Петя должен бы был знать, что он в лесу, в партии Денисова, в версте от дороги, что он сидит на фуре, отбитой у французов, около которой привязаны лошади, что под ним сидит казак Лихачев и натачивает ему саблю, что большое черное пятно направо – караулка, и красное яркое пятно внизу налево – догоравший костер, что человек, приходивший за чашкой, – гусар, который хотел пить; но он ничего не знал и не хотел знать этого. Он был в волшебном царстве, в котором ничего не было похожего на действительность. Большое черное пятно, может быть, точно была караулка, а может быть, была пещера, которая вела в самую глубь земли. Красное пятно, может быть, был огонь, а может быть – глаз огромного чудовища. Может быть, он точно сидит теперь на фуре, а очень может быть, что он сидит не на фуре, а на страшно высокой башне, с которой ежели упасть, то лететь бы до земли целый день, целый месяц – все лететь и никогда не долетишь.
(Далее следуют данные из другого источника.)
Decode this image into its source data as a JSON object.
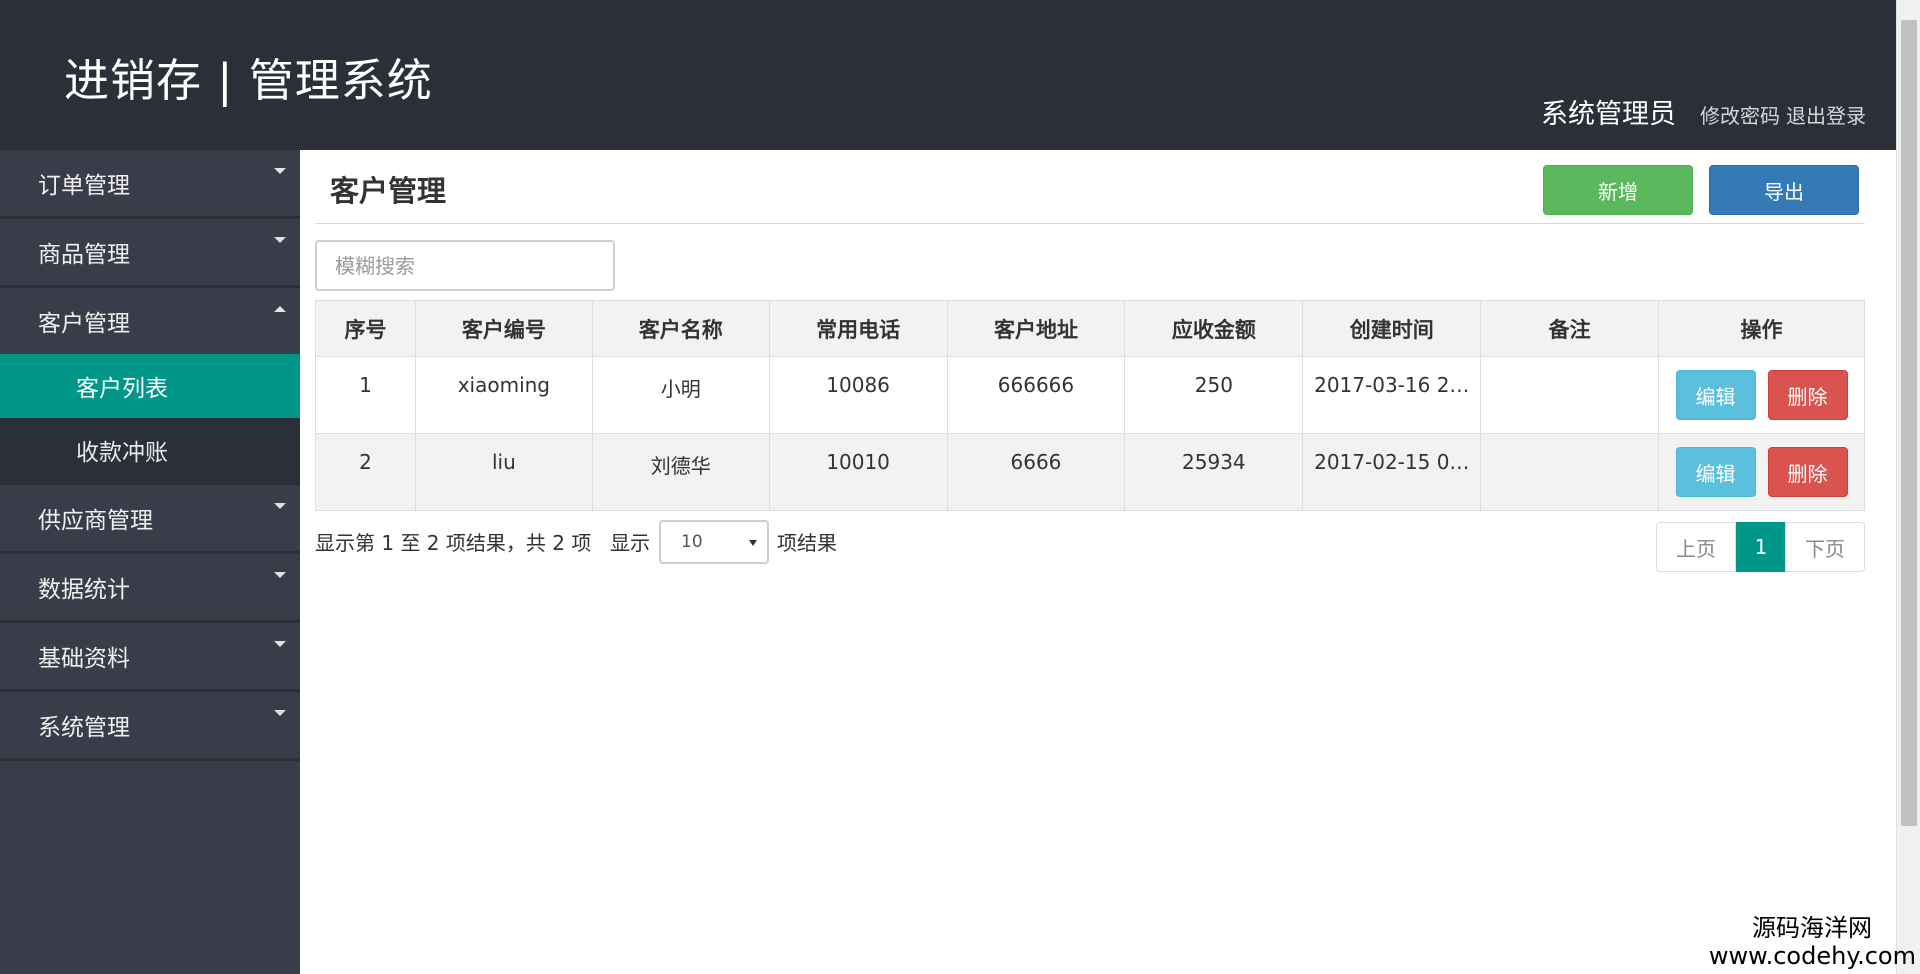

Может быть, что под фурой сидит просто казак Лихачев, а очень может быть, что это – самый добрый, храбрый, самый чудесный, самый превосходный человек на свете, которого никто не знает. Может быть, это точно проходил гусар за водой и пошел в лощину, а может быть, он только что исчез из виду и совсем исчез, и его не было.
Что бы ни увидал теперь Петя, ничто бы не удивило его. Он был в волшебном царстве, в котором все было возможно.
Он поглядел на небо. И небо было такое же волшебное, как и земля. На небе расчищало, и над вершинами дерев быстро бежали облака, как будто открывая звезды. Иногда казалось, что на небе расчищало и показывалось черное, чистое небо. Иногда казалось, что эти черные пятна были тучки. Иногда казалось, что небо высоко, высоко поднимается над головой; иногда небо спускалось совсем, так что рукой можно было достать его.
Петя стал закрывать глаза и покачиваться.
Капли капали. Шел тихий говор. Лошади заржали и подрались. Храпел кто то.
– Ожиг, жиг, ожиг, жиг… – свистела натачиваемая сабля. И вдруг Петя услыхал стройный хор музыки, игравшей какой то неизвестный, торжественно сладкий гимн. Петя был музыкален, так же как Наташа, и больше Николая, но он никогда не учился музыке, не думал о музыке, и потому мотивы, неожиданно приходившие ему в голову, были для него особенно новы и привлекательны. Музыка играла все слышнее и слышнее. Напев разрастался, переходил из одного инструмента в другой. Происходило то, что называется фугой, хотя Петя не имел ни малейшего понятия о том, что такое фуга. Каждый инструмент, то похожий на скрипку, то на трубы – но лучше и чище, чем скрипки и трубы, – каждый инструмент играл свое и, не доиграв еще мотива, сливался с другим, начинавшим почти то же, и с третьим, и с четвертым, и все они сливались в одно и опять разбегались, и опять сливались то в торжественно церковное, то в ярко блестящее и победное.